Antrey waited for a moment, to make sure the old man had finished. “You’ve been wandering in the mountains ever since?” she asked.
He nodded. “It is my penance for all the blood I shed while I could see.” He stopped, as if he was fighting back something. Then he said, “You do not believe me, do you?”
Antrey wasn’t sure whether she believed it or not. “I have no reason to think you would lie to me, Emkar. What you say about what goes on here, in the mountains. The way,” she paused to try and find a delicate way to put it, but decided she could not, “the way you acted. It does make sense in light of what I have learned recently.” Next Antrey told him her story, from how she came to be Alban’s assistant to his death and her own exile.
When she had finished, Emkar said, “That explains where you have been, Antrey. But what does it say about where you are going? Or why you are here, sharing your fire with a crazy, old, blind man perched on the side of a frozen Neldathi mountain?”

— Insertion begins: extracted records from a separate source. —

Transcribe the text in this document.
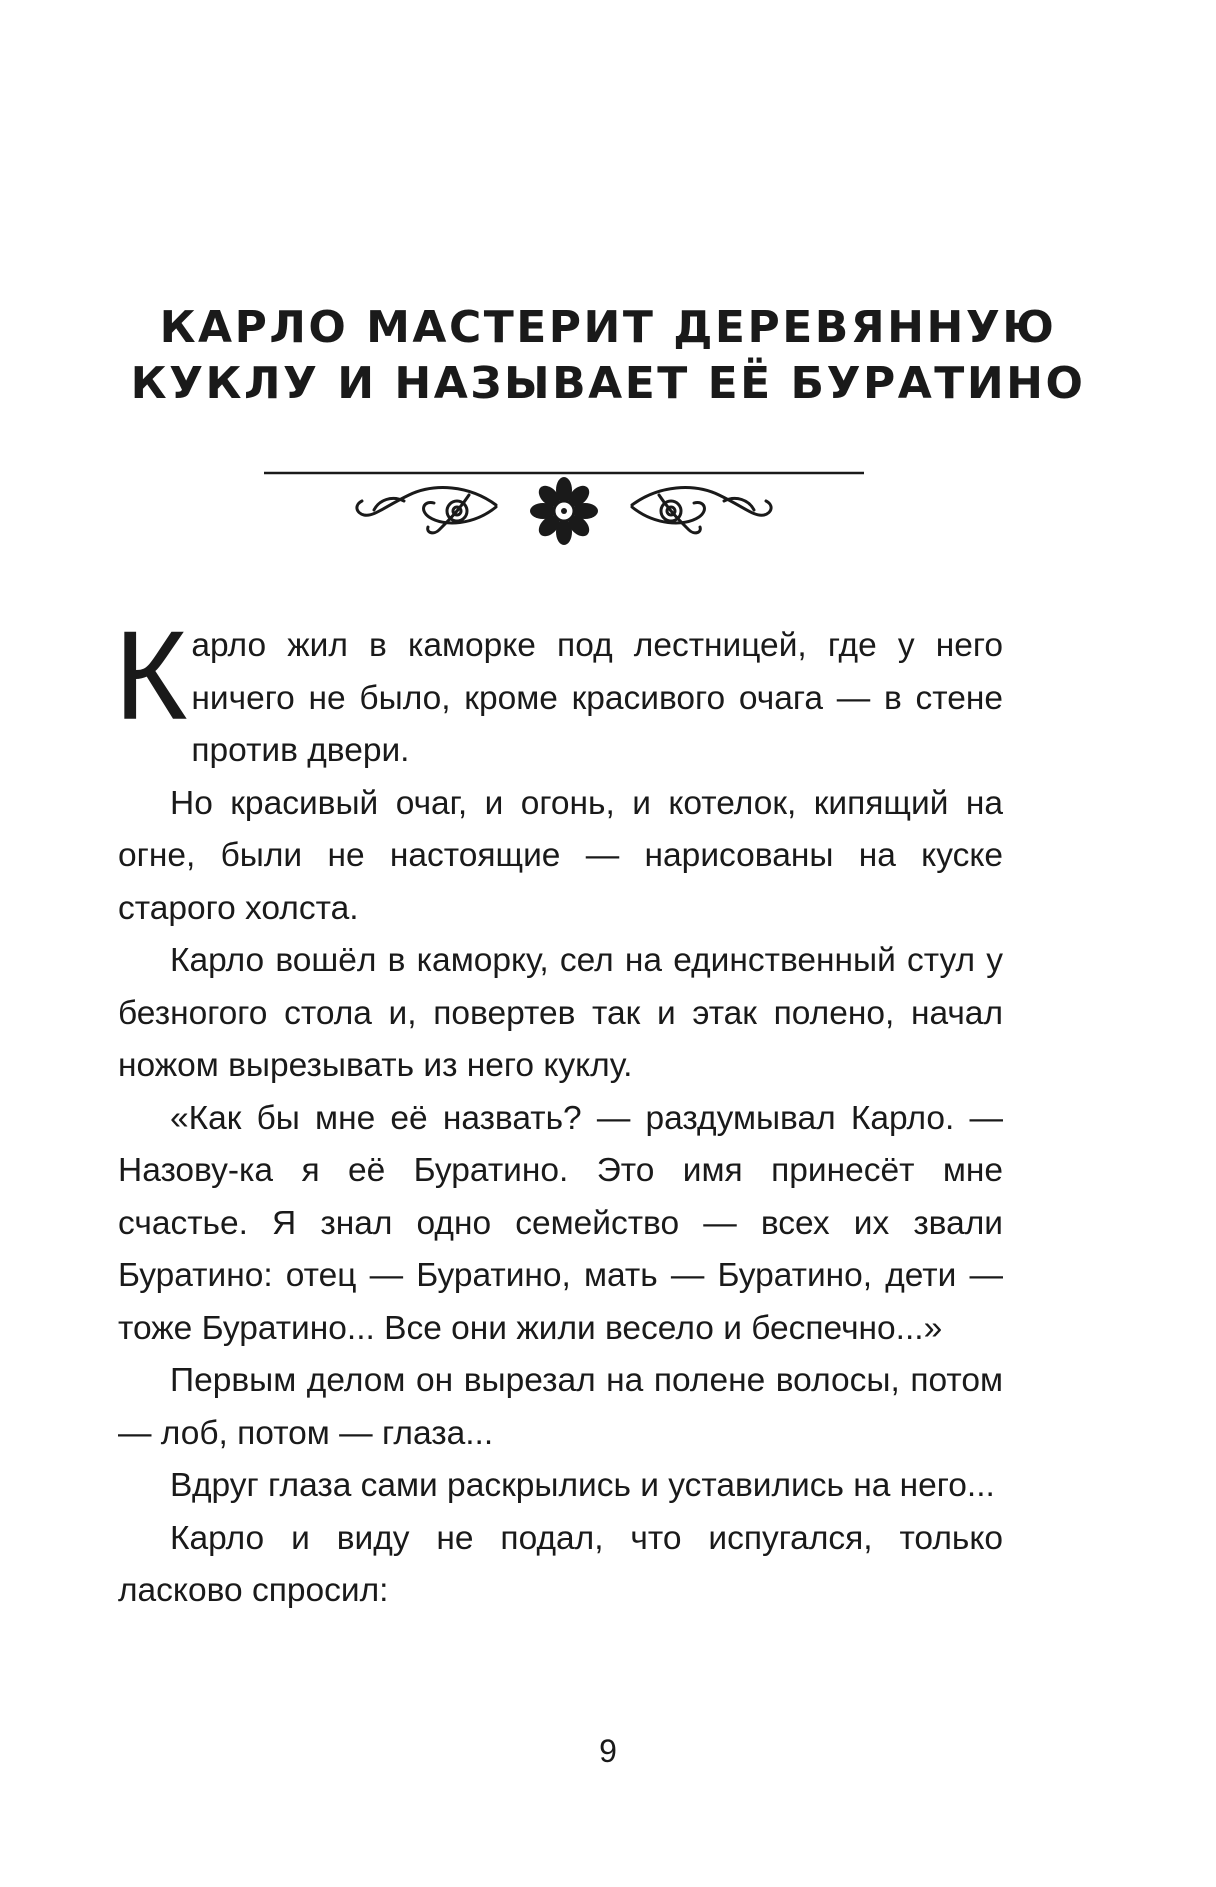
КАРЛО МАСТЕРИТ ДЕРЕВЯННУЮ
КУКЛУ И НАЗЫВАЕТ ЕЁ БУРАТИНО

Карло жил в каморке под лестницей, где у него ничего не было, кроме красивого очага — в стене против двери.

Но красивый очаг, и огонь, и котелок, кипящий на огне, были не настоящие — нарисованы на куске старого холста.

Карло вошёл в каморку, сел на единственный стул у безногого стола и, повертев так и этак полено, начал ножом вырезывать из него куклу.

«Как бы мне её назвать? — раздумывал Карло. — Назову-ка я её Буратино. Это имя принесёт мне счастье. Я знал одно семейство — всех их звали Буратино: отец — Буратино, мать — Буратино, дети — тоже Буратино... Все они жили весело и беспечно...»

Первым делом он вырезал на полене волосы, потом — лоб, потом — глаза...

Вдруг глаза сами раскрылись и уставились на него...

Карло и виду не подал, что испугался, только ласково спросил:

9
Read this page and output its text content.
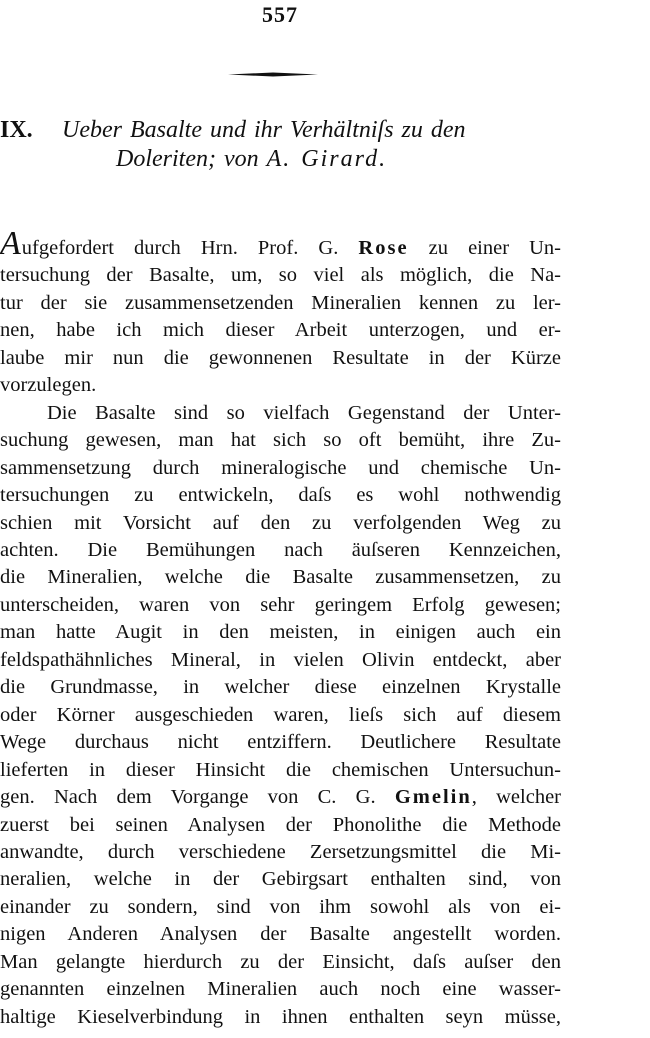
557
IX. Ueber Basalte und ihr Verhältniſs zu den
Doleriten; von A. Girard.

Aufgefordert durch Hrn. Prof. G. Rose zu einer Un-

tersuchung der Basalte, um, so viel als möglich, die Na-

tur der sie zusammensetzenden Mineralien kennen zu ler-

nen, habe ich mich dieser Arbeit unterzogen, und er-

laube mir nun die gewonnenen Resultate in der Kürze

vorzulegen.

Die Basalte sind so vielfach Gegenstand der Unter-

suchung gewesen, man hat sich so oft bemüht, ihre Zu-

sammensetzung durch mineralogische und chemische Un-

tersuchungen zu entwickeln, daſs es wohl nothwendig

schien mit Vorsicht auf den zu verfolgenden Weg zu

achten. Die Bemühungen nach äuſseren Kennzeichen,

die Mineralien, welche die Basalte zusammensetzen, zu

unterscheiden, waren von sehr geringem Erfolg gewesen;

man hatte Augit in den meisten, in einigen auch ein

feldspathähnliches Mineral, in vielen Olivin entdeckt, aber

die Grundmasse, in welcher diese einzelnen Krystalle

oder Körner ausgeschieden waren, lieſs sich auf diesem

Wege durchaus nicht entziffern. Deutlichere Resultate

lieferten in dieser Hinsicht die chemischen Untersuchun-

gen. Nach dem Vorgange von C. G. Gmelin, welcher

zuerst bei seinen Analysen der Phonolithe die Methode

anwandte, durch verschiedene Zersetzungsmittel die Mi-

neralien, welche in der Gebirgsart enthalten sind, von

einander zu sondern, sind von ihm sowohl als von ei-

nigen Anderen Analysen der Basalte angestellt worden.

Man gelangte hierdurch zu der Einsicht, daſs auſser den

genannten einzelnen Mineralien auch noch eine wasser-

haltige Kieselverbindung in ihnen enthalten seyn müsse,
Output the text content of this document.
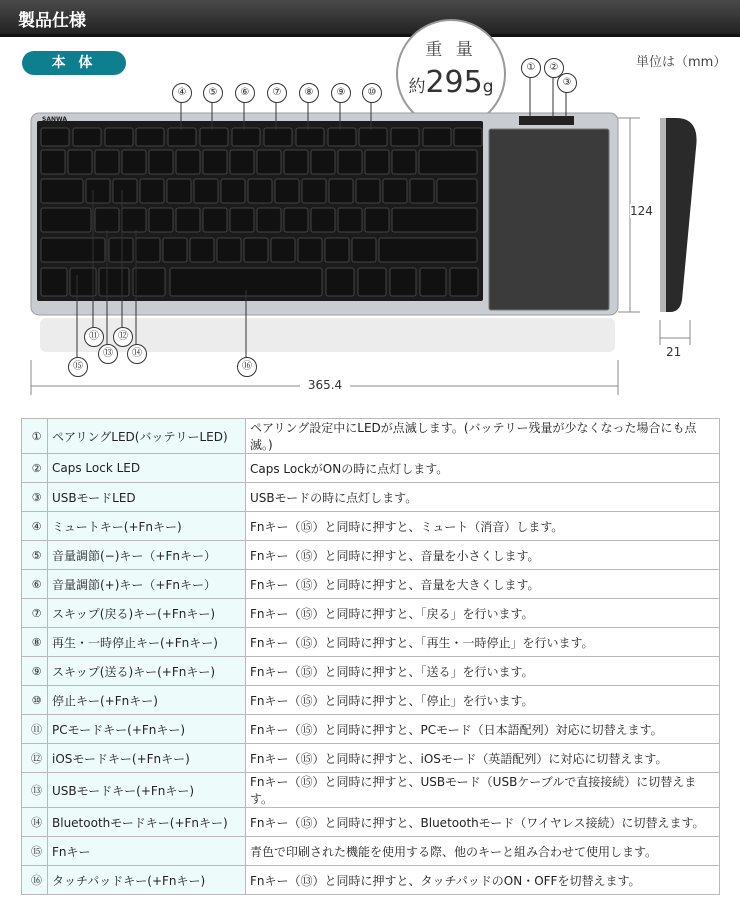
製品仕様
本 体	単位は（mm）
重 量
約295g
SANWA
④	⑤	⑥	⑦	⑧	⑨	⑩
①	②
③
⑪	⑫
⑬	⑭
⑮	⑯
365.4
124
21
①	ペアリングLED(バッテリーLED)	ペアリング設定中にLEDが点滅します。(バッテリー残量が少なくなった場合にも点滅。)
②	Caps Lock LED	Caps LockがONの時に点灯します。
③	USBモードLED	USBモードの時に点灯します。
④	ミュートキー(+Fnキー)	Fnキー（⑮）と同時に押すと、ミュート（消音）します。
⑤	音量調節(−)キー（+Fnキー）	Fnキー（⑮）と同時に押すと、音量を小さくします。
⑥	音量調節(+)キー（+Fnキー）	Fnキー（⑮）と同時に押すと、音量を大きくします。
⑦	スキップ(戻る)キー(+Fnキー)	Fnキー（⑮）と同時に押すと、「戻る」を行います。
⑧	再生・一時停止キー(+Fnキー)	Fnキー（⑮）と同時に押すと、「再生・一時停止」を行います。
⑨	スキップ(送る)キー(+Fnキー)	Fnキー（⑮）と同時に押すと、「送る」を行います。
⑩	停止キー(+Fnキー)	Fnキー（⑮）と同時に押すと、「停止」を行います。
⑪	PCモードキー(+Fnキー)	Fnキー（⑮）と同時に押すと、PCモード（日本語配列）対応に切替えます。
⑫	iOSモードキー(+Fnキー)	Fnキー（⑮）と同時に押すと、iOSモード（英語配列）に対応に切替えます。
⑬	USBモードキー(+Fnキー)	Fnキー（⑮）と同時に押すと、USBモード（USBケーブルで直接接続）に切替えます。
⑭	Bluetoothモードキー(+Fnキー)	Fnキー（⑮）と同時に押すと、Bluetoothモード（ワイヤレス接続）に切替えます。
⑮	Fnキー	青色で印刷された機能を使用する際、他のキーと組み合わせて使用します。
⑯	タッチパッドキー(+Fnキー)	Fnキー（⑬）と同時に押すと、タッチパッドのON・OFFを切替えます。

“I suppose it doesn’t,” Antrey said. She had stopped her story before she got to the plan she had made before she crossed the river.
“Then why are you here?” he asked in an insistent pleading tone. “You must have a reason to have run this way rather than some other when you left Tolenor.”
Before answering, Antrey wondered about the wisdom of confiding in a stranger who, quite possibly, was mad. She decided the truth would come out eventually. Might as well start seeding it and see how it grows. “I want them to know?” she said.